Questions without answers…

…or not.

I found the following questions on the Internet. They were called “Funny Questions”, “Pointless Questions” or “Questions without answers”. And at first glance all these attributes apply to the questions. However, at second glance I felt like answering them. It took me quite some time but in the next days I am going to post a few questions a day and their respective answers that make more or less sense – I hope more rather than less. If I made any mistakes shame on me. Anyway, you’re welcome to comment, correct my mistakes or ask further questions (I’ll try to answer them). To cut a long story short here is the first bunch of questions.

How fast does darkness spread?

We all know that light is pretty fast traveling at around 300,000 Km/h. This means that a ray of light can cover the distance between the earth and the moon – 384,400 Km – in 1.3 seconds. Saying “twenty-one” will take as much time.Considering this speed it is no wonder that whenever you flick a switch the room will immediately be filled with light. How about darkness?
Considering the example of flicking a switch darkness spreads as fast as light. If you turn the light off in a room then it’s dark, isn’t it? So, if light in a room spreads with 300,000 Km/h so does darkness.
Surely, it is different with night and day but that’s another story.

In winter a thermos bottle keeps drinks warm while in summer it keeps them cool. How does a thermos bottle know when it’s summer or winter?

A thermos bottle is made of a stainless steel or plastic shell. The shell contains some kind of a lined glass jar. Between these two layers of glass there is a vacuum to improve insulation. All the thermos bottle does is to slow down the temperature equalization between the inside of the bottle and the outside world. Of course it does not know whether it is summer or winter. Otherwise, you would never be able to keep your coffee hot in the summer, would you?

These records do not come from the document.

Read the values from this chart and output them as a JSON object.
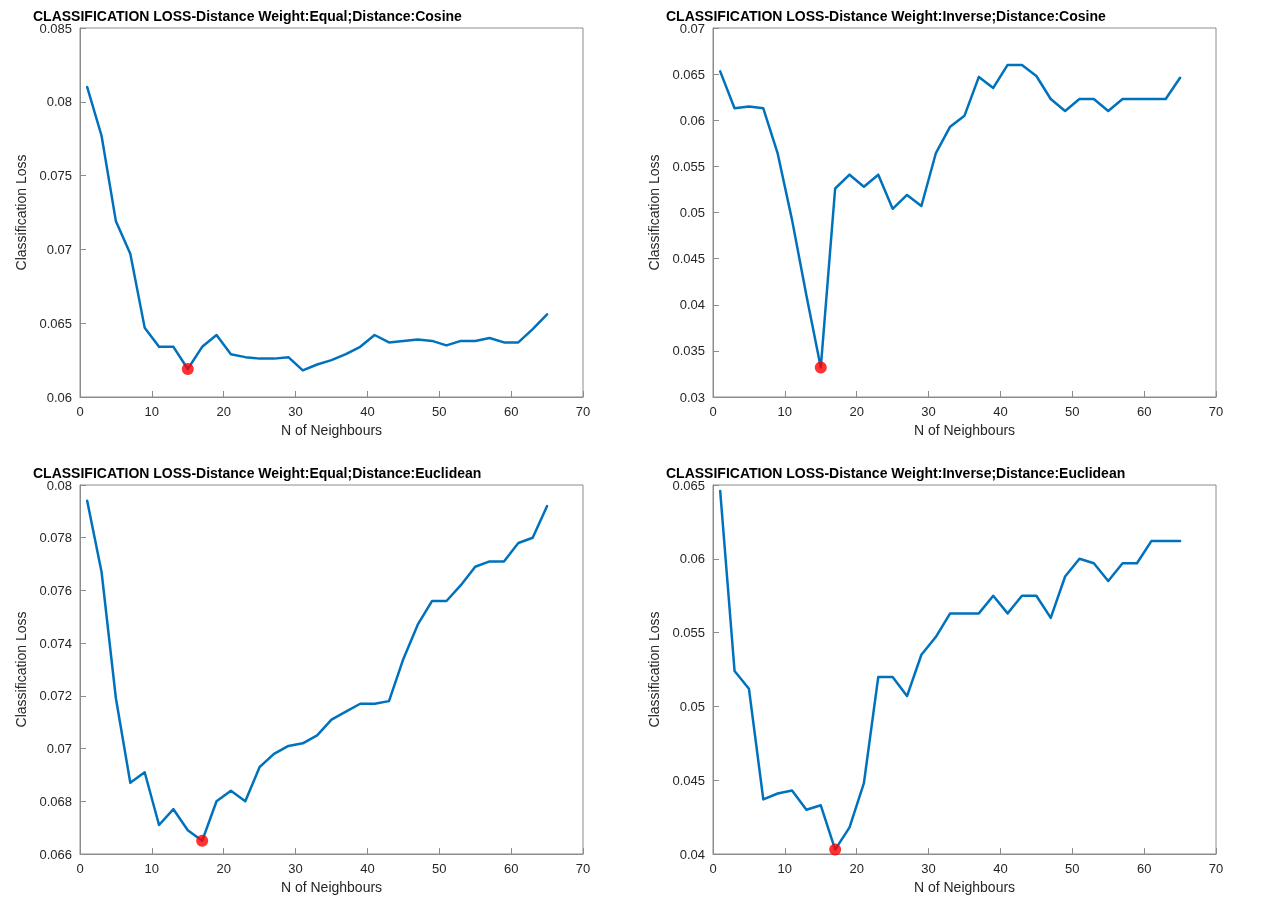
{
  "chart_data": [
    {
      "type": "line",
      "title": "CLASSIFICATION LOSS-Distance Weight:Equal;Distance:Cosine",
      "xlabel": "N of Neighbours",
      "ylabel": "Classification Loss",
      "x": [
        1,
        3,
        5,
        7,
        9,
        11,
        13,
        15,
        17,
        19,
        21,
        23,
        25,
        27,
        29,
        31,
        33,
        35,
        37,
        39,
        41,
        43,
        45,
        47,
        49,
        51,
        53,
        55,
        57,
        59,
        61,
        63,
        65
      ],
      "series": [
        {
          "color": "#0072bd",
          "values": [
            0.081,
            0.0777,
            0.0719,
            0.0697,
            0.0647,
            0.0634,
            0.0634,
            0.0619,
            0.0634,
            0.0642,
            0.0629,
            0.0627,
            0.0626,
            0.0626,
            0.0627,
            0.0618,
            0.0622,
            0.0625,
            0.0629,
            0.0634,
            0.0642,
            0.0637,
            0.0638,
            0.0639,
            0.0638,
            0.0635,
            0.0638,
            0.0638,
            0.064,
            0.0637,
            0.0637,
            0.0646,
            0.0656
          ]
        },
        {
          "type": "scatter",
          "color": "#ff0000",
          "marker": "circle",
          "values": [
            null,
            null,
            null,
            null,
            null,
            null,
            null,
            0.0619,
            null,
            null,
            null,
            null,
            null,
            null,
            null,
            null,
            null,
            null,
            null,
            null,
            null,
            null,
            null,
            null,
            null,
            null,
            null,
            null,
            null,
            null,
            null,
            null,
            null
          ]
        }
      ],
      "xlim": [
        0,
        70
      ],
      "xticks": [
        0,
        10,
        20,
        30,
        40,
        50,
        60,
        70
      ],
      "ylim": [
        0.06,
        0.085
      ],
      "yticks": [
        0.06,
        0.065,
        0.07,
        0.075,
        0.08,
        0.085
      ],
      "grid": false,
      "marker": "none",
      "line_style": "solid"
    },
    {
      "type": "line",
      "title": "CLASSIFICATION LOSS-Distance Weight:Inverse;Distance:Cosine",
      "xlabel": "N of Neighbours",
      "ylabel": "Classification Loss",
      "x": [
        1,
        3,
        5,
        7,
        9,
        11,
        13,
        15,
        17,
        19,
        21,
        23,
        25,
        27,
        29,
        31,
        33,
        35,
        37,
        39,
        41,
        43,
        45,
        47,
        49,
        51,
        53,
        55,
        57,
        59,
        61,
        63,
        65
      ],
      "series": [
        {
          "color": "#0072bd",
          "values": [
            0.0653,
            0.0613,
            0.0615,
            0.0613,
            0.0564,
            0.0492,
            0.041,
            0.0332,
            0.0526,
            0.0541,
            0.0528,
            0.0541,
            0.0504,
            0.0519,
            0.0507,
            0.0564,
            0.0593,
            0.0605,
            0.0647,
            0.0635,
            0.066,
            0.066,
            0.0648,
            0.0623,
            0.061,
            0.0623,
            0.0623,
            0.061,
            0.0623,
            0.0623,
            0.0623,
            0.0623,
            0.0646
          ]
        },
        {
          "type": "scatter",
          "color": "#ff0000",
          "marker": "circle",
          "values": [
            null,
            null,
            null,
            null,
            null,
            null,
            null,
            0.0332,
            null,
            null,
            null,
            null,
            null,
            null,
            null,
            null,
            null,
            null,
            null,
            null,
            null,
            null,
            null,
            null,
            null,
            null,
            null,
            null,
            null,
            null,
            null,
            null,
            null
          ]
        }
      ],
      "xlim": [
        0,
        70
      ],
      "xticks": [
        0,
        10,
        20,
        30,
        40,
        50,
        60,
        70
      ],
      "ylim": [
        0.03,
        0.07
      ],
      "yticks": [
        0.03,
        0.035,
        0.04,
        0.045,
        0.05,
        0.055,
        0.06,
        0.065,
        0.07
      ],
      "grid": false,
      "marker": "none",
      "line_style": "solid"
    },
    {
      "type": "line",
      "title": "CLASSIFICATION LOSS-Distance Weight:Equal;Distance:Euclidean",
      "xlabel": "N of Neighbours",
      "ylabel": "Classification Loss",
      "x": [
        1,
        3,
        5,
        7,
        9,
        11,
        13,
        15,
        17,
        19,
        21,
        23,
        25,
        27,
        29,
        31,
        33,
        35,
        37,
        39,
        41,
        43,
        45,
        47,
        49,
        51,
        53,
        55,
        57,
        59,
        61,
        63,
        65
      ],
      "series": [
        {
          "color": "#0072bd",
          "values": [
            0.0794,
            0.0767,
            0.0719,
            0.0687,
            0.0691,
            0.0671,
            0.0677,
            0.0669,
            0.0665,
            0.068,
            0.0684,
            0.068,
            0.0693,
            0.0698,
            0.0701,
            0.0702,
            0.0705,
            0.0711,
            0.0714,
            0.0717,
            0.0717,
            0.0718,
            0.0734,
            0.0747,
            0.0756,
            0.0756,
            0.0762,
            0.0769,
            0.0771,
            0.0771,
            0.0778,
            0.078,
            0.0792
          ]
        },
        {
          "type": "scatter",
          "color": "#ff0000",
          "marker": "circle",
          "values": [
            null,
            null,
            null,
            null,
            null,
            null,
            null,
            null,
            0.0665,
            null,
            null,
            null,
            null,
            null,
            null,
            null,
            null,
            null,
            null,
            null,
            null,
            null,
            null,
            null,
            null,
            null,
            null,
            null,
            null,
            null,
            null,
            null,
            null
          ]
        }
      ],
      "xlim": [
        0,
        70
      ],
      "xticks": [
        0,
        10,
        20,
        30,
        40,
        50,
        60,
        70
      ],
      "ylim": [
        0.066,
        0.08
      ],
      "yticks": [
        0.066,
        0.068,
        0.07,
        0.072,
        0.074,
        0.076,
        0.078,
        0.08
      ],
      "grid": false,
      "marker": "none",
      "line_style": "solid"
    },
    {
      "type": "line",
      "title": "CLASSIFICATION LOSS-Distance Weight:Inverse;Distance:Euclidean",
      "xlabel": "N of Neighbours",
      "ylabel": "Classification Loss",
      "x": [
        1,
        3,
        5,
        7,
        9,
        11,
        13,
        15,
        17,
        19,
        21,
        23,
        25,
        27,
        29,
        31,
        33,
        35,
        37,
        39,
        41,
        43,
        45,
        47,
        49,
        51,
        53,
        55,
        57,
        59,
        61,
        63,
        65
      ],
      "series": [
        {
          "color": "#0072bd",
          "values": [
            0.0646,
            0.0524,
            0.0512,
            0.0437,
            0.0441,
            0.0443,
            0.043,
            0.0433,
            0.0403,
            0.0418,
            0.0448,
            0.052,
            0.052,
            0.0507,
            0.0535,
            0.0547,
            0.0563,
            0.0563,
            0.0563,
            0.0575,
            0.0563,
            0.0575,
            0.0575,
            0.056,
            0.0588,
            0.06,
            0.0597,
            0.0585,
            0.0597,
            0.0597,
            0.0612,
            0.0612,
            0.0612
          ]
        },
        {
          "type": "scatter",
          "color": "#ff0000",
          "marker": "circle",
          "values": [
            null,
            null,
            null,
            null,
            null,
            null,
            null,
            null,
            0.0403,
            null,
            null,
            null,
            null,
            null,
            null,
            null,
            null,
            null,
            null,
            null,
            null,
            null,
            null,
            null,
            null,
            null,
            null,
            null,
            null,
            null,
            null,
            null,
            null
          ]
        }
      ],
      "xlim": [
        0,
        70
      ],
      "xticks": [
        0,
        10,
        20,
        30,
        40,
        50,
        60,
        70
      ],
      "ylim": [
        0.04,
        0.065
      ],
      "yticks": [
        0.04,
        0.045,
        0.05,
        0.055,
        0.06,
        0.065
      ],
      "grid": false,
      "marker": "none",
      "line_style": "solid"
    }
  ]
}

Why are “lethal injections” performed with sterile needles?

One could think that as the inmate is going to be injected a lethal cocktail it does not matter if a needle is sterile or not. Actually, the states could use the same needles over and over again just cleaning them after they have been used. The prisoner is going to die anyway, so why care about germs and infections?
In their Lethal Injection Procedures the Florida Department of Corrections (and other as well, I guess) states that “[t]he foremost objective of the lethal injection process is a humane and dignified death.” Think what you like but I guess that using sterile needles keeps up some of the prisoner’s dignity, no matter what crimes he has committed. Public executions – justified or not – have always been humiliating for the condemned as death is such an intimate moment.

Why is the line never busy when you dial the wrong number?

There were two answers I could find concerning this question. One had to do with old analogue telephones. When a number was no longer in use but not completely deactivated, a caller could still get a free-line signal.
The other answer is about human selective perception. Selective perception means that one perceives only parts of the environment caused by the brain’s ability to recognize certain patterns. This helps us to deal with vast quantities of information. We filter out the (seemingly) unimportant parts.
But what has selective perception got to do with dialing the wrong number? Well, if you unintentionally dial the wrong number and the line is busy you would not think that you dialed the wrong number. You would assume that you dialed the correct number and that the person you called is just talking on the phone because this is the pattern your brain recognizes: busy line = phone being used.